My memory of M’s technical brilliance was – I’m happy to say – entirely warranted. Lang’s impressive use of montage to visually convey important information, his smooth cross-cutting between connected scenes (like the two simultaneous meetings of city leaders), the incredibly inventive camera work (of particular note: the scene where the camera floats up from the action to a blank wall above, then to a window and in through the center pane to reveal the action going on inside) all make this an exciting movie to watch, from a technical standpoint.

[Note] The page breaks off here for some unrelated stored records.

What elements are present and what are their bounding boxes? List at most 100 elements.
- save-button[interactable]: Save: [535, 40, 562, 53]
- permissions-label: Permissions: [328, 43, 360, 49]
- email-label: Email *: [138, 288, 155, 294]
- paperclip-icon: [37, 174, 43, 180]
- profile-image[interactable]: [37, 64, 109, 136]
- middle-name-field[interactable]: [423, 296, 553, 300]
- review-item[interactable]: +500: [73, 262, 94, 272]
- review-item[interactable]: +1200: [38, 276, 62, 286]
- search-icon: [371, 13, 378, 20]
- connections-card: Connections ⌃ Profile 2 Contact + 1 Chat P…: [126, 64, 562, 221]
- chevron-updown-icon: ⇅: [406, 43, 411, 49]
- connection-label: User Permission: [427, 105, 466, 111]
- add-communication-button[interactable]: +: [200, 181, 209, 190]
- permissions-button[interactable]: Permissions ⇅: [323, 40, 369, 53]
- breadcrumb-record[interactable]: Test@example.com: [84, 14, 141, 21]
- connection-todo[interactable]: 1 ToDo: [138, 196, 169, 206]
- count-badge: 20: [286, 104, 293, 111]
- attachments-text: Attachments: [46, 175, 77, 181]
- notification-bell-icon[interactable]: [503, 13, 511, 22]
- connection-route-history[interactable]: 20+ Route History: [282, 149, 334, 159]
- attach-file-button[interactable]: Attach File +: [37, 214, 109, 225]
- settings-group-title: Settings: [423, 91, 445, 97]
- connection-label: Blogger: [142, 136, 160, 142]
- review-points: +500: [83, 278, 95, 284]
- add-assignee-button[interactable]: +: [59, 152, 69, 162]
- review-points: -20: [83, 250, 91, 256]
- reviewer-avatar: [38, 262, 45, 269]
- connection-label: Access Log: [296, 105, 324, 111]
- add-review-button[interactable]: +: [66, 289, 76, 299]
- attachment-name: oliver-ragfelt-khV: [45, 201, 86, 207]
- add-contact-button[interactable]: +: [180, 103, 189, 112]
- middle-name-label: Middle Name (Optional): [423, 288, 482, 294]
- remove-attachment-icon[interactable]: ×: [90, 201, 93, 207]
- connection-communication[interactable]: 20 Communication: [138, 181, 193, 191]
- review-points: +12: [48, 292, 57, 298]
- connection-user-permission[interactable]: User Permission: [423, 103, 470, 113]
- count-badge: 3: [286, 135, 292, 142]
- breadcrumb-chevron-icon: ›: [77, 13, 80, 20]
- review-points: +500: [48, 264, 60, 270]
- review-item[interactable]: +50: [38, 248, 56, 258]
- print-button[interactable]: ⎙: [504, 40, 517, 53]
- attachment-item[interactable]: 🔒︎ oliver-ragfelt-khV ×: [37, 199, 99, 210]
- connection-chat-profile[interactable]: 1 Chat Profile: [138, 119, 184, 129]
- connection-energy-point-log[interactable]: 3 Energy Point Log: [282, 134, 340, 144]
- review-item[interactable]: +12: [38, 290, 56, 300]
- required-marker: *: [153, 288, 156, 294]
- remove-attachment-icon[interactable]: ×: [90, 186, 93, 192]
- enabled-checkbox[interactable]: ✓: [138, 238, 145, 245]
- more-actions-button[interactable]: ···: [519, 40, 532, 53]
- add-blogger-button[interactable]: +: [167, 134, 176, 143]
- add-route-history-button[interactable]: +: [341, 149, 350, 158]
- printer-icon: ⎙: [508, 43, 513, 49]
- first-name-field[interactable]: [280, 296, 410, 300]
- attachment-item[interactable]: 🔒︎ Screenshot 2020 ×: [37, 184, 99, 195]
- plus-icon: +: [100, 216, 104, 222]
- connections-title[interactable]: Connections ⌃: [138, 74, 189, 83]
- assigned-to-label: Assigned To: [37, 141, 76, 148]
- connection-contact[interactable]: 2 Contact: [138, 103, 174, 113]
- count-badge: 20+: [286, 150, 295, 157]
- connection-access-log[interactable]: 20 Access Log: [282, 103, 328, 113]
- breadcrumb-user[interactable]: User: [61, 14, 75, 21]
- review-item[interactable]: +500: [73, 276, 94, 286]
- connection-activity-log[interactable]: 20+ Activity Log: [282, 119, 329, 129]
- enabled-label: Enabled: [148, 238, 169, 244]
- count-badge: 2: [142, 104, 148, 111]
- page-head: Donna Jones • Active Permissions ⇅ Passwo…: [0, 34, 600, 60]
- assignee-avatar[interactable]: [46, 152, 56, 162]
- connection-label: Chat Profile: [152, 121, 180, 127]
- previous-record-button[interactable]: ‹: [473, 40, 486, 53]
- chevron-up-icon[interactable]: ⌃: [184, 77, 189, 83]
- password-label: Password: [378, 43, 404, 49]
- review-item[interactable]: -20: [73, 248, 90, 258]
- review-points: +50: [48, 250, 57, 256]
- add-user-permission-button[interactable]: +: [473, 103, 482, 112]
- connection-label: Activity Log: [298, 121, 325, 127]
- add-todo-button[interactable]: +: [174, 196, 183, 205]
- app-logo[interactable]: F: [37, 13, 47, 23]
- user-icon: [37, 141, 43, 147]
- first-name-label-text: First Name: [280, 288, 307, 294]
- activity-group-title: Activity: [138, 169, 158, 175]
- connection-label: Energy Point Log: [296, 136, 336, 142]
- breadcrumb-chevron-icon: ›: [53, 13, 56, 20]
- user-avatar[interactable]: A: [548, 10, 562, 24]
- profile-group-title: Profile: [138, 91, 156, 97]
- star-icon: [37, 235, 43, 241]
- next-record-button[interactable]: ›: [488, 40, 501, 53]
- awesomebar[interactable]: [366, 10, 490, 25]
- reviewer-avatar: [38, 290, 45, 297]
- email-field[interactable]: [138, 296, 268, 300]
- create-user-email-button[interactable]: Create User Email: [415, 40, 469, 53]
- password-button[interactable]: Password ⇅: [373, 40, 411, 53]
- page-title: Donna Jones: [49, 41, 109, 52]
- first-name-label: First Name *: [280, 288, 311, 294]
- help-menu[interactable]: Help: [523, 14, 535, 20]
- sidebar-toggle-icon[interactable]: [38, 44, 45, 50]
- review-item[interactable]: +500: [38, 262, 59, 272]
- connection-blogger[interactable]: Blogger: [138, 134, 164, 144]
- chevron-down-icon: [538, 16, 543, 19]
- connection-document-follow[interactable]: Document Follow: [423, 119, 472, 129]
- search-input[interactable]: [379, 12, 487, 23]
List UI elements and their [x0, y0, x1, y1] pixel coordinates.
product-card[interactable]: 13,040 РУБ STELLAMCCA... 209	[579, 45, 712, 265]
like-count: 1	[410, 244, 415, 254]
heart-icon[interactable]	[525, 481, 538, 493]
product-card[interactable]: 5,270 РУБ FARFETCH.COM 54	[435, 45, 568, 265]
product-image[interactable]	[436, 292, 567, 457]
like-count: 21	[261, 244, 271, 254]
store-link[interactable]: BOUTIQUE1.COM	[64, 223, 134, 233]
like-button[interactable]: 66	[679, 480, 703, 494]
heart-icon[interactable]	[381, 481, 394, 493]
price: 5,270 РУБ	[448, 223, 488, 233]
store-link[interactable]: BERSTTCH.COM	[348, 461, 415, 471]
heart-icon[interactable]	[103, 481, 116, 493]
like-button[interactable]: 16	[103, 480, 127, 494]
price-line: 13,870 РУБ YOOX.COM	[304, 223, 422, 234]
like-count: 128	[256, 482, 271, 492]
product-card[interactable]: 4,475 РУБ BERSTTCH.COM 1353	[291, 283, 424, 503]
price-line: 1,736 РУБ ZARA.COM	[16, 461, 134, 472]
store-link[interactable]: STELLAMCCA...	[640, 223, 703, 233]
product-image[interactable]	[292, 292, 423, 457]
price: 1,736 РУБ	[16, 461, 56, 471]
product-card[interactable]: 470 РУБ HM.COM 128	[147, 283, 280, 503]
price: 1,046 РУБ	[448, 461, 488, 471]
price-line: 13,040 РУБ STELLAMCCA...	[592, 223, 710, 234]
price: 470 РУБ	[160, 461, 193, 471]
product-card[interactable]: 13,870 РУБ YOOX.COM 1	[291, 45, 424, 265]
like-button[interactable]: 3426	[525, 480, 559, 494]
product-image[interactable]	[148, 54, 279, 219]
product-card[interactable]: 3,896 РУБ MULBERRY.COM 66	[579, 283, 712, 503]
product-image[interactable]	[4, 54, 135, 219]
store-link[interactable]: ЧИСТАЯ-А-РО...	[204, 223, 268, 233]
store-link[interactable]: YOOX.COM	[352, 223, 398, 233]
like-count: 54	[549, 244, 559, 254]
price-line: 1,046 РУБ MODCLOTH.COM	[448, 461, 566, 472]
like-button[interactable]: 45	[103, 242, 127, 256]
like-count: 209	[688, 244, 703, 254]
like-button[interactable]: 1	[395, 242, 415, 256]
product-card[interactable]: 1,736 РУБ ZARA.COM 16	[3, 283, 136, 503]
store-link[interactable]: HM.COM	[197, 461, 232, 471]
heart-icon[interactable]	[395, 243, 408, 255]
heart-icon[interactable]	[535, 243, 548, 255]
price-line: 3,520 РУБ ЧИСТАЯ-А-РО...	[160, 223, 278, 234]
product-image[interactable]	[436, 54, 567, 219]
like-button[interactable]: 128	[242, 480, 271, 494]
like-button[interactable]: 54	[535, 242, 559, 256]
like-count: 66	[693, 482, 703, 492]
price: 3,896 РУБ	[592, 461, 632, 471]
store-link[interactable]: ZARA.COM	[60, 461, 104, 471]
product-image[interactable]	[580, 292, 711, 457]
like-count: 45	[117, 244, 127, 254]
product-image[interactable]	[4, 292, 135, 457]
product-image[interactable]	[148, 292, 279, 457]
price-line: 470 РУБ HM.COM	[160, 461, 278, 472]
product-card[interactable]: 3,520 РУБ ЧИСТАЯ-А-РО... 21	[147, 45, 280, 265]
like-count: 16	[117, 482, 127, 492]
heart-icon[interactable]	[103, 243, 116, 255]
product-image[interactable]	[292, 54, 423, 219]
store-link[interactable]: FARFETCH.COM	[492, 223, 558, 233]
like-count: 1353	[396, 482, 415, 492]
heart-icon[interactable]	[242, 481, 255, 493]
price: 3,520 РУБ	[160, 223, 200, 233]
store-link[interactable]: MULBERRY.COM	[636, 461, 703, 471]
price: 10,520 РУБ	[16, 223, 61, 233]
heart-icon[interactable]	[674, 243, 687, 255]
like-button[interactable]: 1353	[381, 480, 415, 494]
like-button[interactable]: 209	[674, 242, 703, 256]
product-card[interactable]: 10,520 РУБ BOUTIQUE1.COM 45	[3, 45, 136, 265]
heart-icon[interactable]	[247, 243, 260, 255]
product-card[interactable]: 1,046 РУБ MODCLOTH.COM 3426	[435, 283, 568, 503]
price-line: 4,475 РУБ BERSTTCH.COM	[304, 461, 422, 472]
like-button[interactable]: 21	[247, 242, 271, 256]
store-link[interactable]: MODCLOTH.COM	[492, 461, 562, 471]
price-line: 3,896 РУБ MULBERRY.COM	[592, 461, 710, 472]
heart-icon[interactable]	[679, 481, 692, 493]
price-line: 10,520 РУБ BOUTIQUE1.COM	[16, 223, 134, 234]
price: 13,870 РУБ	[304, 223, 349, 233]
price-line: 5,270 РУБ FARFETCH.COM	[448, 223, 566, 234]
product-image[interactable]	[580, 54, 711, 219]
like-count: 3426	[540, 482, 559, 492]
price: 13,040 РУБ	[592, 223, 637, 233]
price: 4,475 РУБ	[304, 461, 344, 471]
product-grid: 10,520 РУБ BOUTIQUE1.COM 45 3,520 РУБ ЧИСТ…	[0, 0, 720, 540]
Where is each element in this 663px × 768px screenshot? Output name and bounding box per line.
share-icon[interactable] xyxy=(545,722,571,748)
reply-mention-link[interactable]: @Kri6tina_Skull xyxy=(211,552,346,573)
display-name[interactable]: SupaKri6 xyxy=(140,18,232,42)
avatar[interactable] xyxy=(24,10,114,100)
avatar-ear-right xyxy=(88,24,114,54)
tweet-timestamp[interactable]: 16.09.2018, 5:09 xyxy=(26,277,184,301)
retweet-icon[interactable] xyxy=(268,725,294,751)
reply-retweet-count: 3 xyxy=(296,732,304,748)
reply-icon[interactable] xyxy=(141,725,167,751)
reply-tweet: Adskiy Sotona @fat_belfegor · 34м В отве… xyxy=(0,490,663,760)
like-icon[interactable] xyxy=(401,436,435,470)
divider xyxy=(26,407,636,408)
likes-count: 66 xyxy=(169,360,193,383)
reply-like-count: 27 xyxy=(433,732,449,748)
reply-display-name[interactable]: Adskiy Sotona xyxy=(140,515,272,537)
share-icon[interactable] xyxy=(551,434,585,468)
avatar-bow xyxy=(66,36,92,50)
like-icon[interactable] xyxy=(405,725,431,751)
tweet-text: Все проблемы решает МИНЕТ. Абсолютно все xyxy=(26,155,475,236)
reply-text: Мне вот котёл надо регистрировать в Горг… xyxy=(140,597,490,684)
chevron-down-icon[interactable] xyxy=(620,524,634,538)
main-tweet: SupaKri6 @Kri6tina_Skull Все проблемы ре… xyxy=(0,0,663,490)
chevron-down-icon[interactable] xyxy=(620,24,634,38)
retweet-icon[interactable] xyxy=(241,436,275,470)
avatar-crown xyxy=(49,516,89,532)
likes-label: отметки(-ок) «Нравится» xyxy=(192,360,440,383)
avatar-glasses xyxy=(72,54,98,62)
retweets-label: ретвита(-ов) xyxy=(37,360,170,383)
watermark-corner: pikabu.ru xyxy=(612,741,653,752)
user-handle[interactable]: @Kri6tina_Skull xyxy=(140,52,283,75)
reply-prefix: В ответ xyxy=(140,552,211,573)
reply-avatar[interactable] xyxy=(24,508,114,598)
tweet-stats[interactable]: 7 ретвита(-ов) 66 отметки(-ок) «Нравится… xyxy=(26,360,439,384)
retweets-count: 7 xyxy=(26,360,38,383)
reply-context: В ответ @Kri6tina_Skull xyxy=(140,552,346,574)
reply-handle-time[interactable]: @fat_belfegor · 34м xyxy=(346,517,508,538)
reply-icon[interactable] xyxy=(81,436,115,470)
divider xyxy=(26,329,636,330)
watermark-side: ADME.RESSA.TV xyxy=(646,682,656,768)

What my memory forgot to tell me was how much fun the movie was – not as a museum piece or a film studies thesis – but as a snappy, inventive, propulsive thriller. Lang never tells us too much – for example, the details of the murders are left to our imagination – but he effectively sketches the mounting fear in the city, the grief of the parents, the frustration of the police. Cutting between the simultaneous sleuthing of the police force and the criminal underworld is a brilliant device to increase the suspense – who will apprehend him first? The whole sequence in the office building is just about perfect – the terse determination of the criminals, the desperate creeping and clawing of Beckert, the impending arrival of the police. I found myself laughing with joy and shouting at the screen several times: “No, not in there!” “Watch out behind you!”

Finally, I loved the giant protractor drawing ever-widening circles on a map of Berlin.

WHAT I DIDN’T LIKE SO MUCH

There could have been a bit more development of Safecracker, the leader of the criminals, who was almost like a international super-spy. “Tubby” Lohmann, one of the police inspectors, seems like he’s going to be a major character, but then disappears for a stretch.

Interesting side note: Otto Wernicke returned as Inspector Karl “Tubby” Lohmann in Lang’s follow-up film, The Testament of Dr. Mabuse.

All I’m really saying is that the performances by these actors were compelling enough that I wanted to see more! But I’m not sure that would have made M a better film.

SHOULD YOU SEE IT?

Oh, yeah, definitely. M can stand on its own two feet as a thoroughly exciting cat-and-mouse crime thriller without me apologizing for its age or its country of origin. It’s smartly scripted, fast-paced, and technically dazzling. Recommended without reservation.